Difficulties of a different sort for an AD awaited Howard in Sonora.  They were there to capture the sequence in which the Wild Bunch plunders a train for the weapons shipment being transported on it, all by agreement to be handed over to General Mapache.

First, there was the stunt that went bad. The engineer was to be thrown from the cab, as the Wild Bunch seized control. All was set for him to be flung off the moving train onto some crash pads, but the stunt person did something he shouldn’t have. Instead of just sailing free over the side, he grabbed one of the handrails, thinking to ease his fall. With the train moving forward and with the point of contact acting as a fulcrum, he was spun in an arc, and all he succeeded in doing was cracking his head against the coal car. It fell to Howard to handle the aftermath. ADs had the duty to negotiate with the stunt people the recompense for special stunts which was always done after the trick, and not before. But it can be a particularly ticklish affair when the stunt didn’t come off.

In one of the next setups, Peckinpah was in his director’s chair beside the track at a little distance from the locomotive with Pike (Bill Holden) aboard. Howard was tasked as a runner between the two. Howard is not sure what set off all the tension at this point between the director and his star, but tension there was. Perhaps it was just the fact that it was hot out, and even hotter in the cab of the locomotive. After a spell of doing nothing but sweat, Holden yelled to Howard, “What’s happening?” This sent Howard bouncing back and forth between them relaying messages of rising ire on both sides. Sam would often stall while he was considering his next move. Holden finally retorted to one of Sam’s evasions, “What am I supposed to  be doing?” By this time both were clearly hearing one another, since both were yelling at the top of their lungs, but kept up the fiction that they didn’t. At the last, Sam yelled to Howard, “You tell Holden, I’ll tell him when I decide.”

Who knows if this didn’t lead to the next accident.

Further down the rail line and the next setup, Sam reigned from above on a crane with the camera. Sam had insisted that Holden drive the train himself and bring it in at full speed, and stop it quickly next to the buckboard into which they were to load the stolen weapons. Several takes in succession ate up the morning and Sam didn’t like any of them. It was another hot day. And Holden was getting tired of it, so for the next take he just pushed it to the stops.

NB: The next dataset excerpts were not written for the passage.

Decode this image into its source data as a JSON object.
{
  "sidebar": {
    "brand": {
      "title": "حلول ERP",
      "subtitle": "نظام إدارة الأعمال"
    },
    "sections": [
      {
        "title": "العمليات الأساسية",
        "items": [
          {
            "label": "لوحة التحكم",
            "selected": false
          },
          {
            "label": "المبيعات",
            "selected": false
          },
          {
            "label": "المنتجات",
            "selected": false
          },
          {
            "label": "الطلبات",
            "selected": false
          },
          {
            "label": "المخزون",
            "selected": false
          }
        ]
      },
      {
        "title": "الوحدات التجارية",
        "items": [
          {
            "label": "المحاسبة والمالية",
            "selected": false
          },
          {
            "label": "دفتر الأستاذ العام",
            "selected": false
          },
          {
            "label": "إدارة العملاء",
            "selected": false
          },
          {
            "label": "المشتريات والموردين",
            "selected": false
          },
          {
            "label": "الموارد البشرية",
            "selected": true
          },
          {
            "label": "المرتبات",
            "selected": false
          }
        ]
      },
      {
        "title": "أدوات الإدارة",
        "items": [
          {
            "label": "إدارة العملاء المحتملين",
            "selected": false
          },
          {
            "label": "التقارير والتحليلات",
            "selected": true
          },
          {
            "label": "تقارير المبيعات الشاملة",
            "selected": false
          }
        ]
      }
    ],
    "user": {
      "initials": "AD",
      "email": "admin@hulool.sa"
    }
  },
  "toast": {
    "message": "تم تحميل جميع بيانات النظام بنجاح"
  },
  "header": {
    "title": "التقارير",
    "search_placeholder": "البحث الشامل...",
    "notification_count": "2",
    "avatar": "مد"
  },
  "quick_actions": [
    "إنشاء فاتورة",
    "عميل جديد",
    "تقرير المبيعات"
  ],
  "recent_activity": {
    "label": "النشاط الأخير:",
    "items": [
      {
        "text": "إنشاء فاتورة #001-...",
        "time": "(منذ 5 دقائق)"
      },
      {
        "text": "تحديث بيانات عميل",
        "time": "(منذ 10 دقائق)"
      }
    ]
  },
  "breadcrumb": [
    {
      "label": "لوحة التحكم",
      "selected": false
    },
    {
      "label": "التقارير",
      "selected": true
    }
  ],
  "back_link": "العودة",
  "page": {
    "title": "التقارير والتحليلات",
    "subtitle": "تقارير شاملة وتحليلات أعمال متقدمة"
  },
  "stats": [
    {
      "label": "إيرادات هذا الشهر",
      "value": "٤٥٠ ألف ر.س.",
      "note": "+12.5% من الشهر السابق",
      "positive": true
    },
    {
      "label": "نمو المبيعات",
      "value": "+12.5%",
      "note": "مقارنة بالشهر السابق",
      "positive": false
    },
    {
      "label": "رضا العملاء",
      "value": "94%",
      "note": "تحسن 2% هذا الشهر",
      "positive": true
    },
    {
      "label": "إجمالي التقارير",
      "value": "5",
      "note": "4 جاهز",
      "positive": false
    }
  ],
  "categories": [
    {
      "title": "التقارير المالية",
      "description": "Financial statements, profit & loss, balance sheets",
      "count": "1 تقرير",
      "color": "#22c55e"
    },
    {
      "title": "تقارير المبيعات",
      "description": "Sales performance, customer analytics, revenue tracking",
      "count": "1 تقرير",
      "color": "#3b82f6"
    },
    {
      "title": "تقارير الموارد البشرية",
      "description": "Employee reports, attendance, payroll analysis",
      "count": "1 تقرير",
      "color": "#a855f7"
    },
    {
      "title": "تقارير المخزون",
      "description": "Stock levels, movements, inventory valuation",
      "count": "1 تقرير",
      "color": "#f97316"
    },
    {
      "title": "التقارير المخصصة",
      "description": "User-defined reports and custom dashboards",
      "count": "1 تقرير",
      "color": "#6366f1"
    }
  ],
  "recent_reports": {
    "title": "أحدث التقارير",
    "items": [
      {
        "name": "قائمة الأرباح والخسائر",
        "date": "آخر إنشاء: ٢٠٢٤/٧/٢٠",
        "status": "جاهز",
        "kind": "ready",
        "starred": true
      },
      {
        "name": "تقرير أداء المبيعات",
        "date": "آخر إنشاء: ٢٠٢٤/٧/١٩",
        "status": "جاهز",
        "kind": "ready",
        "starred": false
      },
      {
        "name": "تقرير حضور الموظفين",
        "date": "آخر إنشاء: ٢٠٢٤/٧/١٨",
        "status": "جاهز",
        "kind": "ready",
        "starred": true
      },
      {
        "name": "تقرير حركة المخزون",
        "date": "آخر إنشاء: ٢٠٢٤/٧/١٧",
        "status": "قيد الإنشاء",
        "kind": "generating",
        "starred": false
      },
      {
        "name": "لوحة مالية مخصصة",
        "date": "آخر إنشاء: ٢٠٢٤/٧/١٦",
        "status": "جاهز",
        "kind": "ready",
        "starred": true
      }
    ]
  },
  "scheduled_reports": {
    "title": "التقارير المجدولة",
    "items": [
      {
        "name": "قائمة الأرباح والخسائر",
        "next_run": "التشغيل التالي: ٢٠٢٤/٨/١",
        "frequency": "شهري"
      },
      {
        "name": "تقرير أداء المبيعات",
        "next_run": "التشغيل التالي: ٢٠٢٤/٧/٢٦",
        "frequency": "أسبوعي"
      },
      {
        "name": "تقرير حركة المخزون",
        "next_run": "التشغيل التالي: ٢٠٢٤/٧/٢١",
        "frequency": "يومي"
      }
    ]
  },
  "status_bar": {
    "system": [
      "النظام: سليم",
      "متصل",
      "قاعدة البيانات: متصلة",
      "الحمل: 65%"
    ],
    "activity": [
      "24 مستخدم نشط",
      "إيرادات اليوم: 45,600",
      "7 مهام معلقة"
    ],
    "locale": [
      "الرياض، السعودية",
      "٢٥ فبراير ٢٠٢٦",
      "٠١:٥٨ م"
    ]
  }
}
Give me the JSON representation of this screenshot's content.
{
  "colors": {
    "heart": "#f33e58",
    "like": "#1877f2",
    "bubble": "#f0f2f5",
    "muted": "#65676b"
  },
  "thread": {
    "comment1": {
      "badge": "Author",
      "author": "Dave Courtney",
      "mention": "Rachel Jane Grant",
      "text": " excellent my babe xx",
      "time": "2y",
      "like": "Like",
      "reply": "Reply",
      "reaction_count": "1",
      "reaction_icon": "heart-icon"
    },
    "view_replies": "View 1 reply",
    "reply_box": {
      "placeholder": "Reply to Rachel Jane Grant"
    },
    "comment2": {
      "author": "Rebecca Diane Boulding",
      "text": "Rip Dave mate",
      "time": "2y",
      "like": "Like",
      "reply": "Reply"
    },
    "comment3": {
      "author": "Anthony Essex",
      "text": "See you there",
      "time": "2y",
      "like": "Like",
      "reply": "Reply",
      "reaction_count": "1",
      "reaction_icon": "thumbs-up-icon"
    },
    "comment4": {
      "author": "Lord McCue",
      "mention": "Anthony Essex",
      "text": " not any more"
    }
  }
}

Just ahead out of view of the camera and beyond where the train was supposed to a stop, was a small bridge upon which a flatcar was parked with all their equipment – generators etc. The train was barreling and the brakes were thrown – the wheels locked –  sparks were flying and it looked like an accident were imminent. Howard was beside the crane and saw it all.

Warren Oates who was riding on the flatcar attached in front of the engine, saw the gap closing between his flatcar and the stationary one. He turned and ran for the comparative safety of the engine behind him. The two flatcars collided and the heavily laden one bounced about a foot in the air.  Crew members who had been keeping out of sight under the bridge bolted from that haven, running up the arroyo and away from the bridge and their fears of an explosion, or worse yet the flat cars falling off the bridge down to where they were hiding.

Thankfully no one was hurt. The camera did not catch the crash, which was just as well for the script did not call for such a stunt. The engine’s cowcatcher was severely bent. With any movement it would now plow the ground ahead of it.

It fell to Howard Kazanjian, the second assistant director to fill out the report about the accident and send it off to the studio.